The country’s balance of payments for January 2000 showed  a deficit of $306 million, a reversal of the $878 million surplus in January last year. This was on account of the lower surplus in the current account and the net outflow in the capital and financial account.          

Imports posted a strong 13.0 percent growth during the month, heralding briskier economic production ahead.  Increases were noted in purchases of capital goods, raw materials and intermediate goods, as well as mineral fuels and lubricants. Capital goods which comprised 44.0 percent of the total import bill expanded strongly by 16.2 percent while raw materials and intermediate goods rose by 4.8 percent. Likewise, mineral fuels and lubricants showed a significant increase following the 79.9 percent rise in imports of crude petroleum due to the hike in its average unit price. Merchandise exports continued to grow by 5.8 percent in January, on the strength mainly of machinery and transport equipment as well as garments. There was a slight slowdown in electronic exports which continued to be the country’s top export earner. Industry sources believe that this development constitutes a mere blip as fears over possible Y2K glitches waned.  With import growth outpacing export growth, a lower trade in goods surplus was realized during the month.           

The capital and financial account yielded a net outflow of $120 million, a reversal of the $1,190 million surplus posted in January last year.  This could be traced to the net outflow in portfolio investment and the decline in direct investment inflows partly as investors have adopted a wait-and-see attitude pending the passage of key structural reform measures.            

Starting with the January 2000 BOP, the BSP will be presenting BOP statistics in accordance with the IMF’s Balance of Payments Manual, 5th edition (BPM5).  A parallel run of the old format will still be provided until the March 2000 BOP to allow users to relate the old format to the new one. 

  With the adoption of the BPM5, exports and imports in the BOP will deviate from the published foreign trade statistics of the National Statistics Office (NSO) because of the differing concepts between the two.  NSO statistics capture all goods that passed through the customs frontier while BPM5 covers shipment goods that involve a change in ownership.  The BPM5 treatment will bring about a full reconciliation with the trade in goods account in the system of national accounts.  

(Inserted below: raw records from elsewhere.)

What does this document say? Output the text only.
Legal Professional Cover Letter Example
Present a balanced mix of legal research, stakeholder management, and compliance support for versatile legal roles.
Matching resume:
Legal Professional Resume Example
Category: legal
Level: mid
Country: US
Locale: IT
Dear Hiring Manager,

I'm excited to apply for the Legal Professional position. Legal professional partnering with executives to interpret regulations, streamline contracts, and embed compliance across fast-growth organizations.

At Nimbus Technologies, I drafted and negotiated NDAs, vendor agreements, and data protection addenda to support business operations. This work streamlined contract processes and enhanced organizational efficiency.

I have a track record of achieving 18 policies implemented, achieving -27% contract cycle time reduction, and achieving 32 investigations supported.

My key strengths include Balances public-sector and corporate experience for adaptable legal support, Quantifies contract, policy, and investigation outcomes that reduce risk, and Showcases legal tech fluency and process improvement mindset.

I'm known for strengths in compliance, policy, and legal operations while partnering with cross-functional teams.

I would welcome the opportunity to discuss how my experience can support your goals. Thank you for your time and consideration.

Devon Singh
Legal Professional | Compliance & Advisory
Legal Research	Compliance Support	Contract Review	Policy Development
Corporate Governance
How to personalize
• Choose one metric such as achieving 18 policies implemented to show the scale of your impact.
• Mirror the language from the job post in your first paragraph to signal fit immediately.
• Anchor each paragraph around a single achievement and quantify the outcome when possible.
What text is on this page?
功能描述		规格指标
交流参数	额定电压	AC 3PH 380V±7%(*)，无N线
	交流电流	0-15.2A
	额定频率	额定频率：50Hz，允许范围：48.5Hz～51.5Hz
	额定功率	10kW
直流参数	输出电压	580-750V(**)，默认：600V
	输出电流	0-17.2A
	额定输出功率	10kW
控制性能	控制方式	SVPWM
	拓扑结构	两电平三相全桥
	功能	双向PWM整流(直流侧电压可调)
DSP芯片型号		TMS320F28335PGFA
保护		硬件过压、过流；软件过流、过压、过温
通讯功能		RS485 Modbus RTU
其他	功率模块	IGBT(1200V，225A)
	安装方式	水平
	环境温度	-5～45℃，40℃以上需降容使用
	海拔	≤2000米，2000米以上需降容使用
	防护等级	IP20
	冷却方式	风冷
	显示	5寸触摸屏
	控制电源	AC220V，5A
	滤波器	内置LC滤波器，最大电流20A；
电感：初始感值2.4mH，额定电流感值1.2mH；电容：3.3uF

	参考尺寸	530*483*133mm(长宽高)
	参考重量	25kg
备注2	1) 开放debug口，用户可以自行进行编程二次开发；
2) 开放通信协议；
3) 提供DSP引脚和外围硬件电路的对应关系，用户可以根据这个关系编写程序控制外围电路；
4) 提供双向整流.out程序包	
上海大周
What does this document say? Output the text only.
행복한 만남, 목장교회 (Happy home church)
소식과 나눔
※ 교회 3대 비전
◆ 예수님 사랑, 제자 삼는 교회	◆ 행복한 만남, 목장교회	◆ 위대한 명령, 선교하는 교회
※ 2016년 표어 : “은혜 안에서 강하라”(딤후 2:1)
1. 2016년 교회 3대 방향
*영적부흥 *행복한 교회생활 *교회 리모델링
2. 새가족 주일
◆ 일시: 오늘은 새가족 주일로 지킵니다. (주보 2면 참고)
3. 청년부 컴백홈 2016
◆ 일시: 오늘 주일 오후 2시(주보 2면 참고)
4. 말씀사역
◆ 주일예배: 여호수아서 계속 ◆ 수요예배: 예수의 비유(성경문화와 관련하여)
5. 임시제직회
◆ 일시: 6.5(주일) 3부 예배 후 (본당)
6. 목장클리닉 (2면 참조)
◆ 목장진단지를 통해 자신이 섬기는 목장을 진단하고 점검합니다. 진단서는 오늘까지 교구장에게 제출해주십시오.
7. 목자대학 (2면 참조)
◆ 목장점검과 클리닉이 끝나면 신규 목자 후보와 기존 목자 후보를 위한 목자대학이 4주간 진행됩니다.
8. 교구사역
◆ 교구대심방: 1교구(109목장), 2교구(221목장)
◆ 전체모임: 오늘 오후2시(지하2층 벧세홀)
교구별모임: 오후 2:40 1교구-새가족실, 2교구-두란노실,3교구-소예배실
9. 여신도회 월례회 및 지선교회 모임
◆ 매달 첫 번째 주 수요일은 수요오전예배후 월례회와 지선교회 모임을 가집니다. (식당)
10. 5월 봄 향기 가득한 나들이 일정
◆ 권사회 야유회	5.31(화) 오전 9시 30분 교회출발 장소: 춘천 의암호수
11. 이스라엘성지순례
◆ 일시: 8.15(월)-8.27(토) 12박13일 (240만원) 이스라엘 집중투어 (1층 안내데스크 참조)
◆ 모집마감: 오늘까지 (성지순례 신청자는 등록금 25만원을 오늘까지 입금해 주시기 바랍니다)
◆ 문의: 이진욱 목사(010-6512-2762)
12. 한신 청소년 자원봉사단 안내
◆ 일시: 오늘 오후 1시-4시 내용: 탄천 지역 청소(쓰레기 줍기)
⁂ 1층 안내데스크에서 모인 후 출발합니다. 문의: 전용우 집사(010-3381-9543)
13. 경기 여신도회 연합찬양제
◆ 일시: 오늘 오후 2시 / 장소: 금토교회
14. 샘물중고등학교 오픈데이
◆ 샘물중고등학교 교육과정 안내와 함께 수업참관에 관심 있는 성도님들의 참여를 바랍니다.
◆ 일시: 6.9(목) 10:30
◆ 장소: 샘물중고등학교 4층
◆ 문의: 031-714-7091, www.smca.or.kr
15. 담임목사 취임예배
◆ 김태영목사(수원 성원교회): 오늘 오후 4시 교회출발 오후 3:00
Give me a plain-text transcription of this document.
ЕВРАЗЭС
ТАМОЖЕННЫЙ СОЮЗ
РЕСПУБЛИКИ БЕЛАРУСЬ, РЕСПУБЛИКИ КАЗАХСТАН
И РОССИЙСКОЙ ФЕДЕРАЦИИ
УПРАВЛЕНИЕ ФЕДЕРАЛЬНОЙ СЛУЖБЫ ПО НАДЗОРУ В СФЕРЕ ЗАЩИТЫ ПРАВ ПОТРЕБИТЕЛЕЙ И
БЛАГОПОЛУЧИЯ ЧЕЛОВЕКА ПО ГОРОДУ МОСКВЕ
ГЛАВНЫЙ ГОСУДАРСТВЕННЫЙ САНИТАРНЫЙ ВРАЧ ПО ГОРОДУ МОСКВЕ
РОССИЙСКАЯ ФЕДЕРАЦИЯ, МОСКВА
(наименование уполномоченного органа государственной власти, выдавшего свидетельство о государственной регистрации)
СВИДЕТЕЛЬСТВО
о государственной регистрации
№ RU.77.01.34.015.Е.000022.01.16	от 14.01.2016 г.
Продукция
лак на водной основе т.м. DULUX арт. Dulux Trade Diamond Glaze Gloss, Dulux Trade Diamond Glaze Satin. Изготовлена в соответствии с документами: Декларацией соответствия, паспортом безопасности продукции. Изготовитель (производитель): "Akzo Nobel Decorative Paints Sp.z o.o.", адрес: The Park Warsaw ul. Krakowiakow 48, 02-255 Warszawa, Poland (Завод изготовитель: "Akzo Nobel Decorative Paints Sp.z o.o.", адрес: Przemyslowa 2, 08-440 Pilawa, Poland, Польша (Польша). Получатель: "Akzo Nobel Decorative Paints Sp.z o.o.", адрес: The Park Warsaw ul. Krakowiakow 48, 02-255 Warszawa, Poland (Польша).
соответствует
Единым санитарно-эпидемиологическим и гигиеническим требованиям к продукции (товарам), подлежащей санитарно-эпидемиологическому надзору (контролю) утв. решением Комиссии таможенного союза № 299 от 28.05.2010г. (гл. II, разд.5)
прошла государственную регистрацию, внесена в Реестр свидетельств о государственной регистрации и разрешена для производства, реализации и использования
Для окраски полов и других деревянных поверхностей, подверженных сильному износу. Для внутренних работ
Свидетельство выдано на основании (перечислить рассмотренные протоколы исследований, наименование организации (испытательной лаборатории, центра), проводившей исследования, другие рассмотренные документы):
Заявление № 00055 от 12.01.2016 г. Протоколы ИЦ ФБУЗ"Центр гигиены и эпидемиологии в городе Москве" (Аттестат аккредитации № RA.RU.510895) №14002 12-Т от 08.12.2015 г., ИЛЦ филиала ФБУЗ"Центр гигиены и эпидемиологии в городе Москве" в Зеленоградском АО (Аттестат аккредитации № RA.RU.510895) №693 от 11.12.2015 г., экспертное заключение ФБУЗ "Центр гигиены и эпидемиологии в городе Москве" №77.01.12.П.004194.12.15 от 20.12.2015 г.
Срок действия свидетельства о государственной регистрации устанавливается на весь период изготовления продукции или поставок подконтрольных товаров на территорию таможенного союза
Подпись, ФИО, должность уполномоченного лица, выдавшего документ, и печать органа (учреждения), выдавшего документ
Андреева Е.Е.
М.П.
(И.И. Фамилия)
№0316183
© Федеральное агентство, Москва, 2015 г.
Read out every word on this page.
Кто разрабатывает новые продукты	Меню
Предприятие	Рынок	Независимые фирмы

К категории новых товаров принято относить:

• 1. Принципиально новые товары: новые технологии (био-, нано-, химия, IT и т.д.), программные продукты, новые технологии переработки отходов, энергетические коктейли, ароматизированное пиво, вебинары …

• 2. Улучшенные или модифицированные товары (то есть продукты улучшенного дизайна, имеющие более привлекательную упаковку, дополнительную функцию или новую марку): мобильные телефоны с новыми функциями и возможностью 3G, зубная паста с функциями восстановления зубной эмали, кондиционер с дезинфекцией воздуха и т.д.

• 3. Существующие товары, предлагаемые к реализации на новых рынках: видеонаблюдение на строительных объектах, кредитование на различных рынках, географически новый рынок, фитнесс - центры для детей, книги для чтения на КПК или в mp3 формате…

The BPM5 format now highlights an “income” sub-account, which was formerly lumped with the services group. The income account reflects the net earnings from the use of factors of production (labor, land and financial capital). Meanwhile, in the financial account, transactions in foreign assets are distinguished from transactions in foreign liabilities while transactors are classified into main resident institutions such as monetary authorities, banks, general government and other sectors.  Net transactions in assets represent placements less withdrawals of residents’ investment abroad. Net transactions in liabilities are equivalent to placements less withdrawals of non-residents’ investment in the Philippines. The balance of the financial account is equivalent to non-residents’ investment in the Philippines less residents’ investment abroad. 

Finally, the BOP position under the BPM5 results from the change in the net international reserves (NIR) that is purely due to economic transactions, excluding the effects of revaluation of reserve assets, gold monetization and SDR allocation. Past BOP series reflected a BOP position that included all factors contributing to the change in NIR.